Afwijzing asielaanvraag op basis van ongeloofwaardige identiteit en nationaliteit

In deze uitspraak van de Rechtbank Den Haag, zittingsplaats Utrecht, wordt het beroep van eiser tegen de afwijzing van zijn asielaanvraag beoordeeld. Eiser, geboren in India, heeft op 18 maart 2022 een aanvraag tot het verlenen van een verblijfsvergunning asiel ingediend. De staatssecretaris van Justitie en Veiligheid heeft deze aanvraag op 12 januari 2023 afgewezen als kennelijk ongegrond. Eiser heeft hiertegen beroep ingesteld, wat leidde tot een eerdere uitspraak van de rechtbank op 9 februari 2023, waarin het beroep gegrond werd verklaard en de staatssecretaris werd opgedragen een nieuw besluit te nemen. Na een aanvullend gehoor op 10 augustus 2023 heeft de staatssecretaris op 4 januari 2024 opnieuw de asielaanvraag afgewezen.

De rechtbank heeft in deze uitspraak de geloofwaardigheid van het asielrelaas van eiser beoordeeld. Eiser heeft gesteld dat hij problemen heeft gehad met de BJP in India, maar de staatssecretaris heeft deze claims als ongeloofwaardig bestempeld. De rechtbank oordeelt dat de staatssecretaris niet ten onrechte heeft geconcludeerd dat eiser inconsistent en tegenstrijdig heeft verklaard over zijn identiteit en nationaliteit. Eiser heeft geen overtuigende documenten overgelegd ter ondersteuning van zijn claims, en de rechtbank heeft vastgesteld dat de staatssecretaris voldoende heeft gemotiveerd waarom de asielaanvraag als kennelijk ongegrond kon worden afgewezen.

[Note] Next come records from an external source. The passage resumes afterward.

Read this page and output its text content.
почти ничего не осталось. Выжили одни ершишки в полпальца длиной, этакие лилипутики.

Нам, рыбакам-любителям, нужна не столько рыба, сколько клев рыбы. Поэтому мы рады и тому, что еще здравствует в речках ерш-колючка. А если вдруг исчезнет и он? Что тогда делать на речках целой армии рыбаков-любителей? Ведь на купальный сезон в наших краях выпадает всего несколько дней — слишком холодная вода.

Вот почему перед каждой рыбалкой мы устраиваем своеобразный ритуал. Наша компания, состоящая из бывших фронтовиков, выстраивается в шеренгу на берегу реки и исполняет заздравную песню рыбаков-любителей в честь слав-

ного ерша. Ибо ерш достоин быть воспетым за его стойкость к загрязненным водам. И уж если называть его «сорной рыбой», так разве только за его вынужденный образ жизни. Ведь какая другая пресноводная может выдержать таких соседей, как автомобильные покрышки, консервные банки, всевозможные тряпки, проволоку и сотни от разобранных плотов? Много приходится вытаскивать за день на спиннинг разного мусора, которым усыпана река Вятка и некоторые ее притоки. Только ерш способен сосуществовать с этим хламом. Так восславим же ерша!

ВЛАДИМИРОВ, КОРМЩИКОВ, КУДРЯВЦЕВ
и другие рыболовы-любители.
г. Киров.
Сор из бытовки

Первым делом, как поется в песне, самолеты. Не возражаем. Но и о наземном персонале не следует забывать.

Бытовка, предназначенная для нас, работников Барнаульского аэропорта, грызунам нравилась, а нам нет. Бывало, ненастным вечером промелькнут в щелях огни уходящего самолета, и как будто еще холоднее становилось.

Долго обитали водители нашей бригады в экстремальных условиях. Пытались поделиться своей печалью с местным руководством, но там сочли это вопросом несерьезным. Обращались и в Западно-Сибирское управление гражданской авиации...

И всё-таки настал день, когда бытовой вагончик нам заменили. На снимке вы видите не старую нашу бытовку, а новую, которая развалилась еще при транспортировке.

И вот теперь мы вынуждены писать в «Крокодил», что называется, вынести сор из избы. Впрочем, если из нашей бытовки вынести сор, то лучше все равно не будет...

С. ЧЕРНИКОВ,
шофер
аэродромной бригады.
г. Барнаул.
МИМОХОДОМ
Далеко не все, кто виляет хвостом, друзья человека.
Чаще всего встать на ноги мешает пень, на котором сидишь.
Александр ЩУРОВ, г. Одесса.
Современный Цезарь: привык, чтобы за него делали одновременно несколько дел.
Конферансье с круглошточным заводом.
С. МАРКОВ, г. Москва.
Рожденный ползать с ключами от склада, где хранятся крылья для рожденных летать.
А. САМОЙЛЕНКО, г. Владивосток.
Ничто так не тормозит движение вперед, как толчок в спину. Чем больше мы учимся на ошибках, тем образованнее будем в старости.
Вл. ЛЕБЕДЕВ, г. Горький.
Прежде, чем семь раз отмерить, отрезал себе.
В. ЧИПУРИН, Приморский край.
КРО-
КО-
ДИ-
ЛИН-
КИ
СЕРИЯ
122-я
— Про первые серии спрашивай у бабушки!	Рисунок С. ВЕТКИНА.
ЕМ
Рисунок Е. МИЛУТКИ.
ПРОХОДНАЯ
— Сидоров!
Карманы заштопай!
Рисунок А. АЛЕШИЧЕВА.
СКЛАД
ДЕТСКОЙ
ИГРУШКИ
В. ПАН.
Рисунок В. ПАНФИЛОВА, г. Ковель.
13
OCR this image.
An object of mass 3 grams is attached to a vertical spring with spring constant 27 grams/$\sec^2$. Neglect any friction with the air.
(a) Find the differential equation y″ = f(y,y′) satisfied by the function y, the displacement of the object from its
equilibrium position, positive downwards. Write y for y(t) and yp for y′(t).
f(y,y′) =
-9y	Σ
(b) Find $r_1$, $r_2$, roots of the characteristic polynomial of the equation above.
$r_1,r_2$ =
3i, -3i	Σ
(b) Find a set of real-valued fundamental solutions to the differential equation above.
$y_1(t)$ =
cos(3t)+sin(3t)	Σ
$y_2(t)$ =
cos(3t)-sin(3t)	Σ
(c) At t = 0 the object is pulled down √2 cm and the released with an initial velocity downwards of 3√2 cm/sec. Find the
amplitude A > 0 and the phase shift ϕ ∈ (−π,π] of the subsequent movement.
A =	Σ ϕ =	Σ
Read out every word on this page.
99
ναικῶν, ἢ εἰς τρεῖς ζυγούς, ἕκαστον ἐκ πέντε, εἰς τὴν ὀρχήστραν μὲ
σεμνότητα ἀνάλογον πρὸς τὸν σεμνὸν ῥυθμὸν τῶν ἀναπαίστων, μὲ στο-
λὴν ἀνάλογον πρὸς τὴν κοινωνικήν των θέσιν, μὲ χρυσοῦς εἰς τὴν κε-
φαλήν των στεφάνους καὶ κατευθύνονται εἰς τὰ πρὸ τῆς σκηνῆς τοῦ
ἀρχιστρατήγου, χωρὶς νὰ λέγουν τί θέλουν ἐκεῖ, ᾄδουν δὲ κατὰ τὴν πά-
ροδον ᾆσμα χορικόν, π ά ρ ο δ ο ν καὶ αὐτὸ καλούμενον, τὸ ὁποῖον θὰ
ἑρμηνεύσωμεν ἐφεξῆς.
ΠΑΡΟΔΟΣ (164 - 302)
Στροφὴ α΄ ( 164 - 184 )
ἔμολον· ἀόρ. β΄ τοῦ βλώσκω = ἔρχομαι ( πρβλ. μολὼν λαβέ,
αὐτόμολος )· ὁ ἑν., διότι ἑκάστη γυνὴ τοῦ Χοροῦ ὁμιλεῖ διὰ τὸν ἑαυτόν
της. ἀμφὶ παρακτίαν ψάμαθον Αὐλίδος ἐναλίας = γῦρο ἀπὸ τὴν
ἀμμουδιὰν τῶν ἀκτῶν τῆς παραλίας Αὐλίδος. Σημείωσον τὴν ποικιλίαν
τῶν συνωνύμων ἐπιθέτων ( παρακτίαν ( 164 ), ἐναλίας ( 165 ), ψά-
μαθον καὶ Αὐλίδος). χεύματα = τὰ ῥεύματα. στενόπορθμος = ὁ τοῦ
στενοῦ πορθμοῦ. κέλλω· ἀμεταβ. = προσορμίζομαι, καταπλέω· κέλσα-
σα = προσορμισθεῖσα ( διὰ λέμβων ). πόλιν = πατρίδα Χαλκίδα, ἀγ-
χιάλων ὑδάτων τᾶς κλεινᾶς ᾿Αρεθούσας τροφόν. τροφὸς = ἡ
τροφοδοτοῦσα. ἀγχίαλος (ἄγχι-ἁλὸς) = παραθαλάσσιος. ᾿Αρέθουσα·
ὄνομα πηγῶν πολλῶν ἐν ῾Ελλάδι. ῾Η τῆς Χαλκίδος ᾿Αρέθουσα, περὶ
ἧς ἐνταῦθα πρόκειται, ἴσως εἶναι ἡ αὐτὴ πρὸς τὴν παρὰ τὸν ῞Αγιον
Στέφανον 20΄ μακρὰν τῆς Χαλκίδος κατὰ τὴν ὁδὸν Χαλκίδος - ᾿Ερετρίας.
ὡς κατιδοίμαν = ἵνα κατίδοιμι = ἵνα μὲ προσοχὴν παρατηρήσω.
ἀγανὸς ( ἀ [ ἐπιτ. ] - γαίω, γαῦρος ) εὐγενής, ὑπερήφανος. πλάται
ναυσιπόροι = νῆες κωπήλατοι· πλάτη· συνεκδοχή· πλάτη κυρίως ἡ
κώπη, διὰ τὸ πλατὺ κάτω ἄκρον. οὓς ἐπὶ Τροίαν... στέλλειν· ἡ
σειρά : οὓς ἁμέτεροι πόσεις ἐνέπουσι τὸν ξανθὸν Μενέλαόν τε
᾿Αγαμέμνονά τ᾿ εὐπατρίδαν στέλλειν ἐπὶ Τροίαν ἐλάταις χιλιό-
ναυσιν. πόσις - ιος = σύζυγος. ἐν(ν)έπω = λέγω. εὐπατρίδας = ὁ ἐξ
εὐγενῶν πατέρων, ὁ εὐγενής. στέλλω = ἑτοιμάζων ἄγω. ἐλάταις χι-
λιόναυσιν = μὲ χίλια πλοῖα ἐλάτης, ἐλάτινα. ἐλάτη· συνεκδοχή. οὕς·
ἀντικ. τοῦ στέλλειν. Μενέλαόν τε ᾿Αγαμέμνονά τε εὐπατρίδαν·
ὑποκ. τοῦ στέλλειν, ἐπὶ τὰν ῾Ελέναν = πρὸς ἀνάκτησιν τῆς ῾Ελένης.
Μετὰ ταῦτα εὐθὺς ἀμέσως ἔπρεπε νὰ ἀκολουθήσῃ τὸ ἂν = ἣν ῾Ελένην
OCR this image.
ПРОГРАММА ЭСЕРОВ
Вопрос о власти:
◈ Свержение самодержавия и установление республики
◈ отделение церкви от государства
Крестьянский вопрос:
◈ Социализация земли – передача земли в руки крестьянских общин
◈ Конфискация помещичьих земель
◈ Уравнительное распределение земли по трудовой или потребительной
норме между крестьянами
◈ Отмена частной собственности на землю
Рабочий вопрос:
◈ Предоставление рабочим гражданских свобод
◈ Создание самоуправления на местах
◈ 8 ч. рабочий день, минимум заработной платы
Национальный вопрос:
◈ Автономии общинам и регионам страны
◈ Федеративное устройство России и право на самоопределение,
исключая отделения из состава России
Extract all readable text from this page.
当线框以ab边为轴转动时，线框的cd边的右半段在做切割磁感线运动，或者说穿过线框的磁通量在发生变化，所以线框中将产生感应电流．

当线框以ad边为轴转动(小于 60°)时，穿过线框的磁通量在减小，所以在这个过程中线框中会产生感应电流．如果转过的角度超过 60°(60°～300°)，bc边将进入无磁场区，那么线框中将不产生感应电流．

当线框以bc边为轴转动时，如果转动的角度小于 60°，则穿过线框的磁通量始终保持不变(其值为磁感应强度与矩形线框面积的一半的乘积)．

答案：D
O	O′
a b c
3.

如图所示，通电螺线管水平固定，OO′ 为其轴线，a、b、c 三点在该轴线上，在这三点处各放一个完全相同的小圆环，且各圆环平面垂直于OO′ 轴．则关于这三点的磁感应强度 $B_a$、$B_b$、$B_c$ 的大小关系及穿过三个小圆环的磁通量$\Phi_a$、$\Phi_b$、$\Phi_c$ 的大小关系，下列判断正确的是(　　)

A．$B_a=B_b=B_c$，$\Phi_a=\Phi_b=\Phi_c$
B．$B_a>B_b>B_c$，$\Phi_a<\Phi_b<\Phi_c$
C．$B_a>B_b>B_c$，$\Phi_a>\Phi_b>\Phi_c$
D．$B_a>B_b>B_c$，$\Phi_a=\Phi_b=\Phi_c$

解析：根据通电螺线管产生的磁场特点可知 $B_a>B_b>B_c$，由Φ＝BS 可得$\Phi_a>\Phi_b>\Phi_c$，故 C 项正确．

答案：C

De rechtbank concludeert dat de staatssecretaris de identiteit, nationaliteit en herkomst van eiser niet ten onrechte ongeloofwaardig heeft geacht, en verklaart het beroep ongegrond. Eiser krijgt geen asielvergunning en ook geen vergoeding van proceskosten. De uitspraak is gedaan door mr. N.M. Spelt en is openbaar gemaakt op 27 februari 2024.

Uitspraak

uitspraak

RECHTBANK DEN HAAG

Zittingsplaats Utrecht Bestuursrecht zaaknummer: NL24.749
uitspraak van de enkelvoudige kamer in de zaak tussen

[eiser] , V-nummer: [V nummer] , eiser (gemachtigde: mr. T. Thissen),

en
de Staatssecretaris van Justitie en Veiligheid, de staatssecretaris (gemachtigde: mr. M. Talsma).

Inleiding

1. In deze uitspraak beoordeelt de rechtbank het beroep van eiser tegen de afwijzing van de asielaanvraag van eiser. Hij heeft op 18 maart 2022 een aanvraag tot het verlenen van een verblijfsvergunning asiel voor bepaalde tijd ingediend.
1.1.
De staatssecretaris heeft met het besluit van 12 januari 2023 de asielaanvraag van eiser in de algemene procedure afgewezen als kennelijk ongegrond.
Eiser heeft beroep ingesteld tegen het besluit van 12 januari 2023. Deze rechtbank heeft in de uitspraak van 9 februari 2023 het beroep van eiser gegrond verklaard, het besluit van 12 januari 2023 vernietigd en aan de staatssecretaris opgedragen een nieuw besluit te nemen met inachtneming van de uitspraak.1 Tegen deze uitspraak is geen hoger beroep ingesteld.
1.2.
De staatssecretaris heeft, na documentenonderzoek en een nieuw aanvullend gehoor van eiser op 10 augustus 2023, in het besluit van 4 januari 2024 (het bestreden besluit ) de asielaanvraag van eiser (opnieuw) afgewezen als kennelijk ongegrond. Daartegen richt zich het beroep van eiser.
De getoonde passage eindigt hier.